Subo pelas paredes, tiro peças de roupa, me masturbo. Mas a masturbação não pode ser o fim, é preciso escrever, escrever sobre ela, sobre mim, sobre nós, escrever sobre a escrita. Preciso me planejar, me aproximar e me apropriar de um vocabulário específico, estabelecer critérios, definir um corpus, selecionar temas e procedimentos e, além de tudo isso, encontrar uma voz – a minha voz.
Um dia, ouvi falar que outra escritora que admiro escrevia, trabalhava, comia e dormia – em suma, fazia tudo – na cama. Achei corajoso o fato de admitir que também comia ali, uma vez que a maioria das pessoas deve sentir nojo disso. No que me diz respeito, achei a ideia libertadora e passei a praticá-la. Não a parte da comida, eu já comia pipoca ou guloseimas em minha cama assistindo filme (embora prefira fazer minhas refeições à mesa, olhando para a cara de meu respectivo companheiro que, por sua vez, olha para a tela de seu celular), mas a da escrita.
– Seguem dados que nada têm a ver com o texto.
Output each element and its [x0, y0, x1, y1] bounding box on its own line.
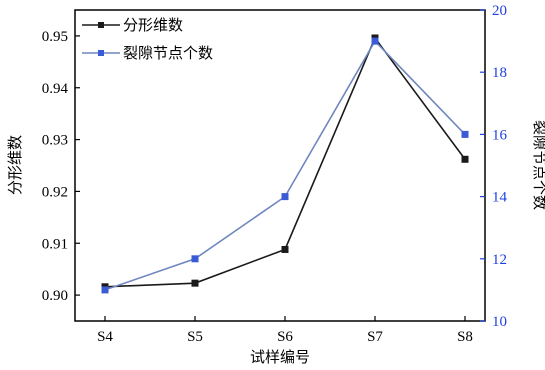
- y-left-tick-label: 0.92: [42, 184, 68, 200]
- series-1-point: [191, 255, 199, 263]
- series-1-point: [461, 130, 469, 138]
- x-tick-label: S5: [187, 329, 203, 345]
- series-1-point: [281, 193, 289, 201]
- legend: 分形维数 裂隙节点个数: [82, 16, 213, 62]
- y-right-axis-label: 裂隙节点个数: [531, 120, 545, 210]
- y-right-tick-label: 18: [492, 65, 507, 81]
- legend-marker-fractal: [98, 22, 104, 28]
- y-left-tick-label: 0.93: [42, 133, 68, 149]
- y-left-tick-label: 0.91: [42, 236, 68, 252]
- legend-marker-nodes: [98, 50, 104, 56]
- series-0-point: [281, 245, 289, 253]
- x-tick-label: S7: [367, 329, 383, 345]
- x-axis-label: 试样编号: [250, 348, 310, 366]
- legend-label-fractal: 分形维数: [123, 16, 183, 34]
- series-layer: [101, 34, 469, 294]
- y-left-axis-label: 分形维数: [6, 135, 24, 195]
- y-left-tick-label: 0.94: [42, 81, 69, 97]
- x-tick-label: S8: [457, 329, 473, 345]
- y-right-tick-label: 12: [492, 252, 507, 268]
- y-right-tick-label: 14: [492, 190, 508, 206]
- y-right-tick-label: 10: [492, 314, 507, 330]
- y-right-tick-label: 20: [492, 3, 507, 19]
- x-axis-ticks: S4 S5 S6 S7 S8: [97, 316, 473, 345]
- series-1-point: [371, 37, 379, 45]
- left-axis-ticks: 0.90 0.91 0.92 0.93 0.94 0.95: [42, 29, 80, 304]
- series-0-point: [461, 155, 469, 163]
- legend-label-nodes: 裂隙节点个数: [123, 44, 213, 62]
- plot-area: [74, 9, 486, 322]
- y-right-tick-label: 16: [492, 127, 508, 143]
- y-left-tick-label: 0.95: [42, 29, 68, 45]
- x-tick-label: S6: [277, 329, 293, 345]
- right-axis-ticks: 10 12 14 16 18 20: [480, 3, 508, 330]
- series-1-point: [101, 286, 109, 294]
- x-tick-label: S4: [97, 329, 113, 345]
- series-0-point: [191, 279, 199, 287]
- y-left-tick-label: 0.90: [42, 288, 68, 304]
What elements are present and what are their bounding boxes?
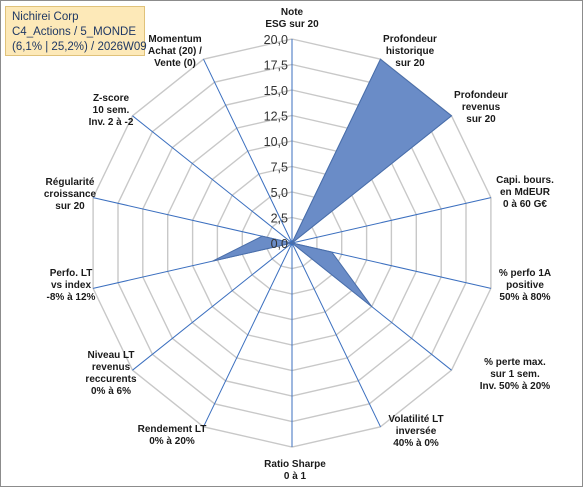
axis-label-line: Vente (0) bbox=[154, 58, 196, 69]
tick-label: 17,5 bbox=[264, 59, 288, 73]
axis-label-line: historique bbox=[386, 46, 435, 57]
category-text: C4_Actions / 5_MONDE bbox=[12, 26, 136, 38]
axis-label-line: % perte max. bbox=[484, 357, 546, 368]
axis-label-line: Inv. 50% à 20% bbox=[480, 381, 551, 392]
data-series-polygon bbox=[212, 58, 453, 307]
tick-label: 7,5 bbox=[271, 161, 288, 175]
tick-label: 15,0 bbox=[264, 84, 288, 98]
axis-label-line: Régularité bbox=[46, 177, 95, 188]
axis-label-line: sur 20 bbox=[395, 58, 425, 69]
tick-label: 10,0 bbox=[264, 135, 288, 149]
axis-label-line: Niveau LT bbox=[87, 350, 134, 361]
axis-label-line: 0 à 1 bbox=[284, 471, 307, 482]
axis-label: Profondeur revenus sur 20 bbox=[454, 90, 508, 125]
axis-label-line: 0% à 20% bbox=[149, 436, 195, 447]
axis-label-line: Momentum bbox=[148, 34, 201, 45]
axis-label-line: 50% à 80% bbox=[499, 292, 550, 303]
axis-label-line: en MdEUR bbox=[500, 187, 551, 198]
axis-label-line: Ratio Sharpe bbox=[264, 459, 326, 470]
axis-label-line: croissance bbox=[44, 189, 97, 200]
axis-label: Régularité croissance sur 20 bbox=[44, 177, 97, 212]
axis-line bbox=[132, 242, 293, 371]
axis-label-line: reccurents bbox=[85, 374, 137, 385]
axis-label-line: Achat (20) / bbox=[148, 46, 202, 57]
axis-line bbox=[92, 197, 293, 244]
tick-label: 0,0 bbox=[271, 237, 288, 251]
axis-label-line: -8% à 12% bbox=[47, 292, 96, 303]
axis-line bbox=[291, 197, 492, 244]
tick-label: 12,5 bbox=[264, 110, 288, 124]
tick-label: 2,5 bbox=[271, 212, 288, 226]
axis-label-line: sur 20 bbox=[55, 201, 85, 212]
tick-label: 20,0 bbox=[264, 33, 288, 47]
axis-label: Volatilité LT inversée 40% à 0% bbox=[388, 414, 443, 449]
axis-label: % perte max. sur 1 sem. Inv. 50% à 20% bbox=[480, 357, 551, 392]
axis-label: % perfo 1A positive 50% à 80% bbox=[499, 268, 551, 303]
axis-label: Momentum Achat (20) / Vente (0) bbox=[148, 34, 202, 69]
axis-line bbox=[132, 115, 293, 244]
axis-label-line: 10 sem. bbox=[93, 105, 130, 116]
axis-label-line: Volatilité LT bbox=[388, 414, 443, 425]
axis-label: Rendement LT 0% à 20% bbox=[138, 424, 207, 447]
axis-label: Note ESG sur 20 bbox=[265, 7, 319, 30]
tick-label: 5,0 bbox=[271, 186, 288, 200]
axis-label-line: Note bbox=[281, 7, 304, 18]
axis-label-line: revenus bbox=[462, 102, 501, 113]
axis-label-line: 40% à 0% bbox=[393, 438, 439, 449]
axis-line bbox=[203, 58, 293, 244]
axis-label-line: ESG sur 20 bbox=[265, 19, 319, 30]
axis-label-line: Profondeur bbox=[454, 90, 508, 101]
axis-label: Z-score 10 sem. Inv. 2 à -2 bbox=[89, 93, 134, 128]
axis-label-line: Rendement LT bbox=[138, 424, 207, 435]
axis-label-line: Perfo. LT bbox=[50, 268, 93, 279]
axis-label-line: vs index bbox=[51, 280, 91, 291]
axis-label: Perfo. LT vs index -8% à 12% bbox=[47, 268, 96, 303]
axis-line bbox=[203, 242, 293, 428]
axis-label: Capi. bours. en MdEUR 0 à 60 G€ bbox=[496, 175, 554, 210]
axis-label-line: 0 à 60 G€ bbox=[503, 199, 547, 210]
axis-label: Ratio Sharpe 0 à 1 bbox=[264, 459, 326, 482]
axis-label-line: Capi. bours. bbox=[496, 175, 554, 186]
axis-label: Niveau LT revenus reccurents 0% à 6% bbox=[85, 350, 137, 397]
axis-label-line: sur 1 sem. bbox=[490, 369, 540, 380]
axis-label-line: 0% à 6% bbox=[91, 386, 131, 397]
axis-label: Profondeur historique sur 20 bbox=[383, 34, 437, 69]
axis-label-line: revenus bbox=[92, 362, 131, 373]
tick-layer: 0,0 2,5 5,0 7,5 10,0 12,5 15,0 17,5 20,0 bbox=[264, 33, 288, 251]
axis-label-line: inversée bbox=[396, 426, 437, 437]
stats-text: (6,1% | 25,2%) / 2026W09 bbox=[12, 41, 147, 53]
axis-label-line: positive bbox=[506, 280, 544, 291]
axis-label-line: Inv. 2 à -2 bbox=[89, 117, 134, 128]
axis-label-line: Profondeur bbox=[383, 34, 437, 45]
axis-label-line: sur 20 bbox=[466, 114, 496, 125]
data-layer bbox=[212, 58, 453, 307]
company-name: Nichirei Corp bbox=[12, 11, 79, 23]
axis-line bbox=[291, 242, 381, 428]
axis-label-line: % perfo 1A bbox=[499, 268, 551, 279]
axis-label-line: Z-score bbox=[93, 93, 130, 104]
info-box: Nichirei Corp C4_Actions / 5_MONDE (6,1%… bbox=[5, 6, 147, 56]
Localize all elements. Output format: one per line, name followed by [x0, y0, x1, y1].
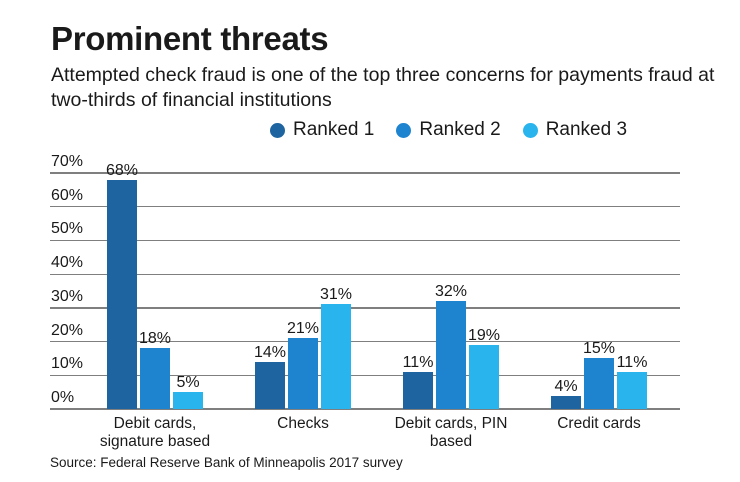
bar-ranked-3 — [173, 392, 203, 409]
bar-value-label: 14% — [253, 343, 287, 361]
legend-dot-icon — [396, 122, 412, 138]
y-tick-label: 70% — [51, 153, 84, 170]
source-note: Source: Federal Reserve Bank of Minneapo… — [50, 455, 403, 470]
bar-value-label: 5% — [176, 374, 200, 392]
y-tick-label: 60% — [51, 186, 84, 204]
bar-ranked-3 — [469, 344, 499, 409]
legend-dot-icon — [522, 122, 538, 138]
bar-value-label: 31% — [319, 286, 353, 304]
legend: Ranked 1 Ranked 2 Ranked 3 — [270, 119, 649, 141]
y-tick-label: 10% — [51, 355, 84, 373]
bar-value-label: 4% — [554, 377, 578, 395]
y-tick-label: 20% — [51, 321, 84, 339]
bar-ranked-2 — [140, 348, 170, 409]
bar-ranked-2 — [584, 358, 614, 409]
bar-value-label: 19% — [467, 326, 501, 344]
bar-value-label: 68% — [105, 161, 139, 179]
bar-value-label: 18% — [138, 330, 172, 348]
gridline — [50, 239, 680, 242]
gridline — [50, 273, 680, 275]
legend-item-ranked-1: Ranked 1 — [270, 119, 374, 141]
bar-ranked-2 — [288, 338, 318, 409]
bar-ranked-2 — [436, 301, 466, 409]
chart-subtitle: Attempted check fraud is one of the top … — [51, 64, 715, 111]
bar-ranked-1 — [551, 395, 581, 409]
bar-value-label: 21% — [286, 320, 320, 338]
y-tick-label: 50% — [51, 220, 84, 238]
x-category-label: Checks — [277, 415, 329, 432]
bar-ranked-1 — [107, 179, 137, 409]
bar-value-label: 11% — [402, 353, 434, 371]
bar-value-label: 11% — [616, 353, 648, 371]
y-tick-label: 0% — [51, 389, 75, 406]
gridline — [50, 374, 680, 376]
bar-ranked-3 — [321, 304, 351, 409]
x-category-label: Debit cards, signature based — [99, 415, 211, 450]
bar-value-label: 15% — [582, 340, 616, 358]
gridline — [50, 172, 680, 174]
gridline — [50, 206, 680, 208]
legend-item-ranked-3: Ranked 3 — [522, 119, 628, 141]
gridline — [50, 408, 680, 410]
gridline — [50, 307, 680, 309]
x-category-label: Debit cards, PIN based — [394, 415, 508, 450]
bar-ranked-1 — [255, 361, 285, 409]
y-tick-label: 40% — [51, 254, 84, 272]
legend-label: Ranked 2 — [419, 119, 501, 140]
legend-item-ranked-2: Ranked 2 — [396, 119, 501, 141]
legend-dot-icon — [270, 122, 285, 138]
bar-ranked-3 — [617, 371, 647, 409]
y-tick-label: 30% — [51, 287, 84, 305]
bar-value-label: 32% — [434, 283, 468, 301]
x-category-label: Credit cards — [557, 415, 641, 432]
gridline — [50, 340, 680, 343]
chart-title: Prominent threats — [51, 20, 329, 57]
legend-label: Ranked 3 — [545, 119, 628, 140]
bar-ranked-1 — [403, 371, 433, 409]
legend-label: Ranked 1 — [293, 119, 375, 140]
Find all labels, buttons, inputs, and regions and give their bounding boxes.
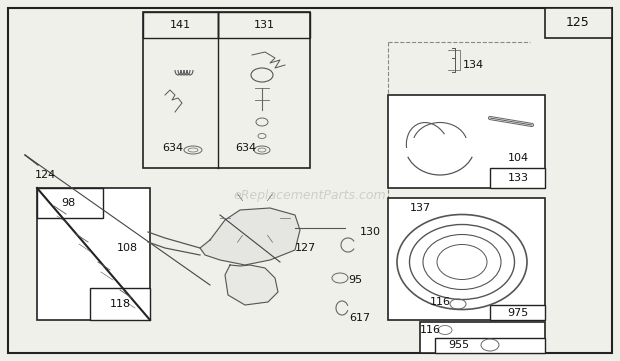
Text: 133: 133 — [508, 173, 528, 183]
Bar — [218, 12, 310, 38]
Bar — [545, 8, 612, 38]
Text: 127: 127 — [295, 243, 316, 253]
Text: 634: 634 — [235, 143, 256, 153]
Text: 125: 125 — [566, 17, 590, 30]
Bar — [388, 95, 545, 188]
Bar — [90, 288, 150, 320]
Bar — [420, 322, 545, 353]
Text: 98: 98 — [61, 198, 75, 208]
Text: 95: 95 — [348, 275, 362, 285]
Bar — [435, 338, 545, 353]
Text: 131: 131 — [254, 20, 275, 30]
Text: eReplacementParts.com: eReplacementParts.com — [234, 188, 386, 201]
Bar — [490, 168, 545, 188]
Text: 141: 141 — [169, 20, 190, 30]
Text: 955: 955 — [448, 340, 469, 350]
Text: 116: 116 — [430, 297, 451, 307]
Text: 118: 118 — [110, 299, 131, 309]
Bar — [37, 188, 103, 218]
Text: 104: 104 — [508, 153, 529, 163]
Text: 108: 108 — [117, 243, 138, 253]
Bar — [388, 198, 545, 320]
Bar — [143, 12, 218, 38]
Text: 124: 124 — [34, 170, 56, 180]
Text: 130: 130 — [360, 227, 381, 237]
Text: 137: 137 — [410, 203, 431, 213]
Text: 617: 617 — [350, 313, 371, 323]
Text: 634: 634 — [162, 143, 183, 153]
Polygon shape — [200, 208, 300, 265]
Text: 975: 975 — [507, 308, 529, 318]
Text: 116: 116 — [420, 325, 441, 335]
Bar — [490, 305, 545, 320]
Polygon shape — [225, 265, 278, 305]
Text: 134: 134 — [463, 60, 484, 70]
Bar — [37, 188, 150, 320]
Bar — [143, 12, 310, 168]
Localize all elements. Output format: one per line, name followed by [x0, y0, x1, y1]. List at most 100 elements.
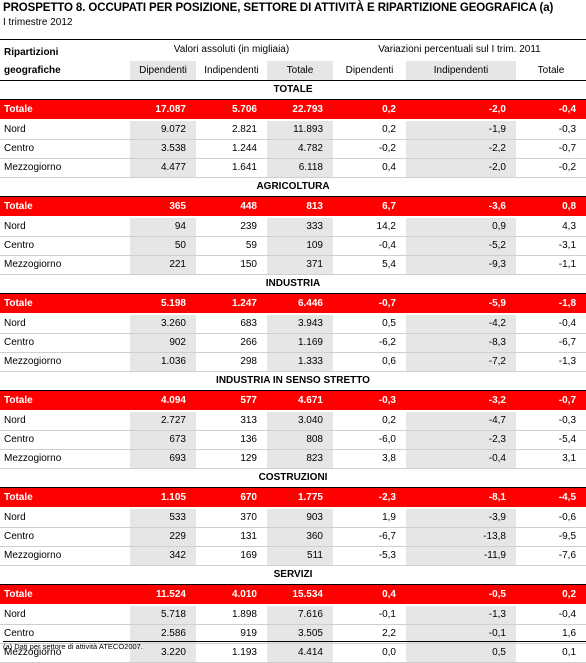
total-row: Totale 1.105 670 1.775 -2,3 -8,1 -4,5 — [0, 487, 586, 509]
row-label: Mezzogiorno — [0, 352, 130, 372]
row-label: Mezzogiorno — [0, 546, 130, 566]
row-label: Mezzogiorno — [0, 255, 130, 275]
table-cell: -2,0 — [406, 99, 516, 121]
section-header: INDUSTRIA IN SENSO STRETTO — [0, 371, 586, 391]
total-row: Totale 365 448 813 6,7 -3,6 0,8 — [0, 196, 586, 218]
row-label: Centro — [0, 430, 130, 450]
section-title: AGRICOLTURA — [0, 177, 586, 197]
table-cell: -3,6 — [406, 196, 516, 218]
table-cell: 3,1 — [516, 449, 586, 469]
row-label: Nord — [0, 120, 130, 140]
table-cell: 2,2 — [333, 624, 406, 644]
row-label: Mezzogiorno — [0, 158, 130, 178]
page-subtitle: I trimestre 2012 — [3, 17, 73, 28]
total-row: Totale 11.524 4.010 15.534 0,4 -0,5 0,2 — [0, 584, 586, 606]
table-cell: 2.821 — [196, 120, 267, 140]
table-cell: 0,2 — [333, 411, 406, 431]
table-cell: 5.706 — [196, 99, 267, 121]
table-cell: -4,2 — [406, 314, 516, 334]
table-cell: -0,4 — [406, 449, 516, 469]
table-cell: 2.727 — [130, 411, 196, 431]
table-cell: 1.641 — [196, 158, 267, 178]
table-cell: 0,8 — [516, 196, 586, 218]
table-cell: 673 — [130, 430, 196, 450]
table-cell: 333 — [267, 217, 333, 237]
table-cell: 1.898 — [196, 605, 267, 625]
table-cell: 919 — [196, 624, 267, 644]
table-cell: 1.244 — [196, 139, 267, 159]
table-cell: -11,9 — [406, 546, 516, 566]
col-header-totale: Totale — [267, 60, 333, 81]
section-header: SERVIZI — [0, 565, 586, 585]
table-cell: 808 — [267, 430, 333, 450]
col-header-var-indipendenti: Indipendenti — [406, 60, 516, 81]
table-cell: 7.616 — [267, 605, 333, 625]
section-header: AGRICOLTURA — [0, 177, 586, 197]
table-row: Mezzogiorno 4.477 1.641 6.118 0,4 -2,0 -0,2 — [0, 158, 586, 178]
table-row: Mezzogiorno 1.036 298 1.333 0,6 -7,2 -1,3 — [0, 352, 586, 372]
table-cell: 4.010 — [196, 584, 267, 606]
table-cell: 0,5 — [333, 314, 406, 334]
table-cell: -5,4 — [516, 430, 586, 450]
table-cell: 6.118 — [267, 158, 333, 178]
table-cell: 511 — [267, 546, 333, 566]
table-row: Centro 902 266 1.169 -6,2 -8,3 -6,7 — [0, 333, 586, 353]
table-cell: 4.094 — [130, 390, 196, 412]
table-cell: 6.446 — [267, 293, 333, 315]
table-cell: 0,4 — [333, 584, 406, 606]
table-cell: 371 — [267, 255, 333, 275]
table-cell: 1,9 — [333, 508, 406, 528]
table-cell: 3.040 — [267, 411, 333, 431]
table-cell: -6,7 — [333, 527, 406, 547]
table-row: Nord 2.727 313 3.040 0,2 -4,7 -0,3 — [0, 411, 586, 431]
table-cell: 11.893 — [267, 120, 333, 140]
section-header: TOTALE — [0, 80, 586, 100]
table-cell: 169 — [196, 546, 267, 566]
table-cell: 370 — [196, 508, 267, 528]
table-cell: 360 — [267, 527, 333, 547]
row-label: Centro — [0, 333, 130, 353]
total-row: Totale 4.094 577 4.671 -0,3 -3,2 -0,7 — [0, 390, 586, 412]
total-row: Totale 17.087 5.706 22.793 0,2 -2,0 -0,4 — [0, 99, 586, 121]
table-row: Nord 533 370 903 1,9 -3,9 -0,6 — [0, 508, 586, 528]
row-label: Totale — [0, 196, 130, 218]
row-label: Centro — [0, 527, 130, 547]
header-group-absolute: Valori assoluti (in migliaia) — [130, 38, 333, 61]
table-cell: 221 — [130, 255, 196, 275]
section-title: INDUSTRIA — [0, 274, 586, 294]
table-cell: 6,7 — [333, 196, 406, 218]
table-cell: -13,8 — [406, 527, 516, 547]
table-cell: 298 — [196, 352, 267, 372]
table-cell: 14,2 — [333, 217, 406, 237]
table-cell: -2,3 — [406, 430, 516, 450]
page-title: PROSPETTO 8. OCCUPATI PER POSIZIONE, SET… — [3, 2, 554, 14]
table-row: Mezzogiorno 342 169 511 -5,3 -11,9 -7,6 — [0, 546, 586, 566]
row-label: Mezzogiorno — [0, 449, 130, 469]
table-cell: -1,9 — [406, 120, 516, 140]
table-cell: -4,5 — [516, 487, 586, 509]
header-row-columns: Dipendenti Indipendenti Totale Dipendent… — [0, 60, 586, 81]
table-cell: -2,3 — [333, 487, 406, 509]
table-cell: -9,5 — [516, 527, 586, 547]
table-cell: 4.671 — [267, 390, 333, 412]
col-header-var-totale: Totale — [516, 60, 586, 81]
table-cell: -8,3 — [406, 333, 516, 353]
table-row: Nord 9.072 2.821 11.893 0,2 -1,9 -0,3 — [0, 120, 586, 140]
table-cell: -7,6 — [516, 546, 586, 566]
table-cell: 903 — [267, 508, 333, 528]
table-cell: 448 — [196, 196, 267, 218]
table-row: Centro 3.538 1.244 4.782 -0,2 -2,2 -0,7 — [0, 139, 586, 159]
table-cell: -1,3 — [516, 352, 586, 372]
section-title: COSTRUZIONI — [0, 468, 586, 488]
table-cell: -8,1 — [406, 487, 516, 509]
table-cell: 0,2 — [333, 99, 406, 121]
table-cell: 1.775 — [267, 487, 333, 509]
table-cell: -0,7 — [333, 293, 406, 315]
header-row-label: Ripartizioni geografiche — [0, 39, 130, 81]
table-cell: -0,4 — [516, 314, 586, 334]
table-cell: -0,4 — [516, 605, 586, 625]
table-cell: -0,4 — [333, 236, 406, 256]
table-cell: 1.036 — [130, 352, 196, 372]
row-label: Nord — [0, 411, 130, 431]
É como se a cama me desse o aconchego e o conforto que preciso para escrever um texto pessoal e íntimo, mesmo que em registro impessoal – a famosa terceira pessoa da teoria acadêmica. Agora mesmo, escrevo esta crônica em minha cama, embolada aos meus travesseiros e lençóis, pensando que esqueci de mencionar que a cama também é o lugar do sexo e do prazer.
O sexo, que como a leitura, é uma via de aproximação, de contato, de fricção – a ponte para o outro e para o novo, ato que nos desfaz, refaz e nos transforma em texto. A escrita que toma corpo, tornando-se prazer e gozo.